User behavior analytics look at data inside your organization and essentially, CISOs need to successfully protect their organizations. What this means for CISOs is ensuring their analyst teams are empowered with new threat hunting capabilities.
However, the trouble today lies with the fact that IoT adoption is outpacing critical security and compliance best practices in favor of short-term business outcomes. This presents a huge challenge when many such devices are produced by a diverse field of vendors that feature generic hardware and software (for instance, Raspberry Pi), making them hard to decipher, essentially becoming blind spots that are hard to identify and accurately profile.
Through machine learning, for instance, in Aruba ClearPass Device Insight, the solutions we are enacting are aligned with the IoT Cyber Security foundational concepts outlined by Singapore’s Infocomm Media Development Authority (IMDA). Through this technology, we are enabling both active and passive discovery methods in order to identify and profile a wider range of device types to help CISOs gain the kind of network visibility they need. Furthermore, increasingly, we have the ability to enhance this through the use of Deep Packet Inspection (DPI) to provide additional context and behavioral information to accurately identify hard-to-detect devices.

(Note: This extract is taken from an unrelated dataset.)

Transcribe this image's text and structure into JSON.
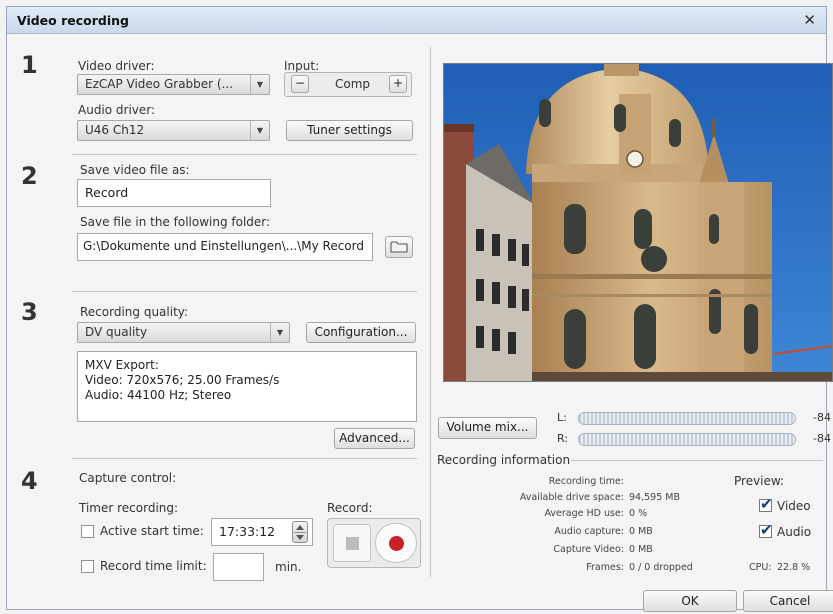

In terms of threat identification, we need a more nuanced approach versus the traditional (and binary) way of identifying traffic as good or bad, and whether users are blocked or authorized. This approach acknowledges that most attackers are aware of the arsenal of tools used to detect their telltale attack signatures. As such, it will be able to deal with a world of “gray” so that small signals are detected and put in context over time to determine the kind of harm posed by these signals—whether these are “low and slow” threats, for instance.

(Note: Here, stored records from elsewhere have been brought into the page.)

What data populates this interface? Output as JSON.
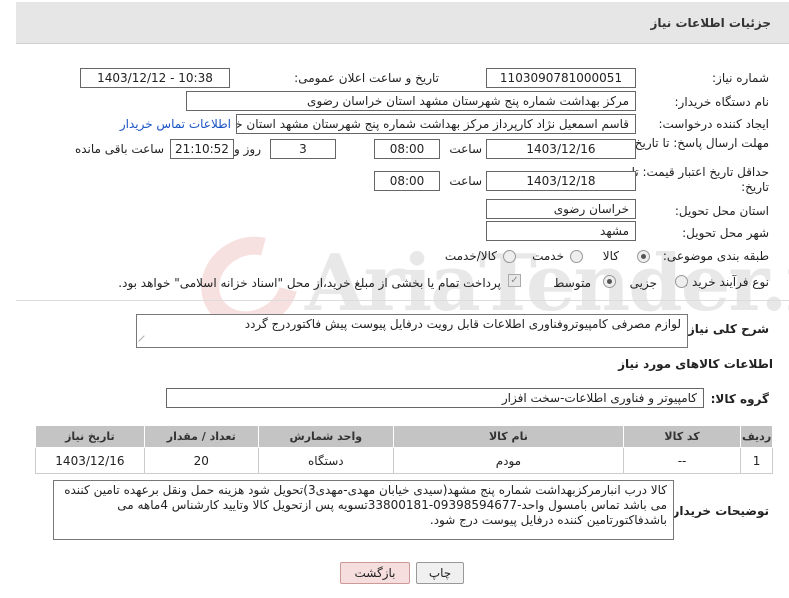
{
  "page": {
    "title": "جزئیات اطلاعات نیاز",
    "watermark": "AriaTender.neT"
  },
  "fields": {
    "need_number_label": "شماره نیاز:",
    "need_number": "1103090781000051",
    "announce_label": "تاریخ و ساعت اعلان عمومی:",
    "announce_value": "1403/12/12 - 10:38",
    "buyer_label": "نام دستگاه خریدار:",
    "buyer_value": "مرکز بهداشت شماره پنج شهرستان مشهد استان خراسان رضوی",
    "creator_label": "ایجاد کننده درخواست:",
    "creator_value": "قاسم  اسمعیل نژاد کارپرداز مرکز بهداشت شماره پنج شهرستان مشهد استان خراسان رضوی",
    "buyer_contact_link": "اطلاعات تماس خریدار",
    "deadline_label": "مهلت ارسال پاسخ: تا تاریخ:",
    "deadline_date": "1403/12/16",
    "time_label": "ساعت",
    "deadline_time": "08:00",
    "days_value": "3",
    "days_label": "روز و",
    "remaining_time": "21:10:52",
    "remaining_label": "ساعت باقی مانده",
    "validity_label": "حداقل تاریخ اعتبار قیمت: تا تاریخ:",
    "validity_date": "1403/12/18",
    "validity_time": "08:00",
    "province_label": "استان محل تحویل:",
    "province_value": "خراسان رضوی",
    "city_label": "شهر محل تحویل:",
    "city_value": "مشهد",
    "category_label": "طبقه بندی موضوعی:",
    "category_options": [
      "کالا",
      "خدمت",
      "کالا/خدمت"
    ],
    "process_label": "نوع فرآیند خرید :",
    "process_options": [
      "جزیی",
      "متوسط"
    ],
    "payment_note": "پرداخت تمام یا بخشی از مبلغ خرید،از محل \"اسناد خزانه اسلامی\" خواهد بود."
  },
  "description": {
    "label": "شرح کلی نیاز:",
    "text": "لوازم مصرفی کامپیوتروفناوری اطلاعات قابل رویت درفایل پیوست پیش فاکتوردرج گردد"
  },
  "goods": {
    "section_title": "اطلاعات کالاهای مورد نیاز",
    "group_label": "گروه کالا:",
    "group_value": "کامپیوتر و فناوری اطلاعات-سخت افزار",
    "columns": [
      "ردیف",
      "کد کالا",
      "نام کالا",
      "واحد شمارش",
      "تعداد / مقدار",
      "تاریخ نیاز"
    ],
    "rows": [
      [
        "1",
        "--",
        "مودم",
        "دستگاه",
        "20",
        "1403/12/16"
      ]
    ]
  },
  "buyer_notes": {
    "label": "توضیحات خریدار:",
    "text": "کالا درب انبارمرکزبهداشت شماره پنج مشهد(سیدی خیابان مهدی-مهدی3)تحویل شود هزینه حمل ونقل برعهده تامین کننده می باشد  تماس بامسول واحد-09398594677-33800181تسویه پس ازتحویل کالا وتایید کارشناس 4ماهه می باشدفاکتورتامین کننده درفایل پیوست درج شود."
  },
  "buttons": {
    "print": "چاپ",
    "back": "بازگشت"
  }
}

In Singapore, the Singapore Management University (SMU) campus uses this technology for network policy management and guest access to augment the Mobile-Defined Networks architecture deployed to enhance wireless network support across 99% of its entire city campus. The network not only serves more than 8,000 students, faculty members, and guests, but hosts the world-class research (including complex simulations) being carried out there.
With such solutions in place, SMU can easily prevent unauthorized network access and also ensure devices that are on its network are compliant with the university’s policies. Meanwhile, this has also allowed SMU to launch eduroam, a secured, global roaming wireless internet access service developed for the international education community. Visiting staff and students from the program can easily use their own institution’s student ID and password for easy access on the network.
Q. What are the latest breakthroughs/best practices in secure connectivity are available to SMBs?
Yeo: Typically, when small medium business (SMB) owners are in the decision-making phase to set up an ideal Wi-Fi solution, they are often torn between investing a significant amount of their budget to install a business-grade Wi-Fi solution, or making do with a much more limited home network solution.
Understanding business needs unique to SMBs, earlier this year, the market has seen Aruba’s first-ever business grade Wi-Fi product for the SMB market. This is a breakthrough as what we have essentially done is take the core feature set built for our existing enterprise audience and translated it into a more accessible package for SMBs. That is the enterprise-grade security and analytics that small businesses increasingly desire. All this, plus simple management and set-up, mobile-first product design, and a flexible pricing model.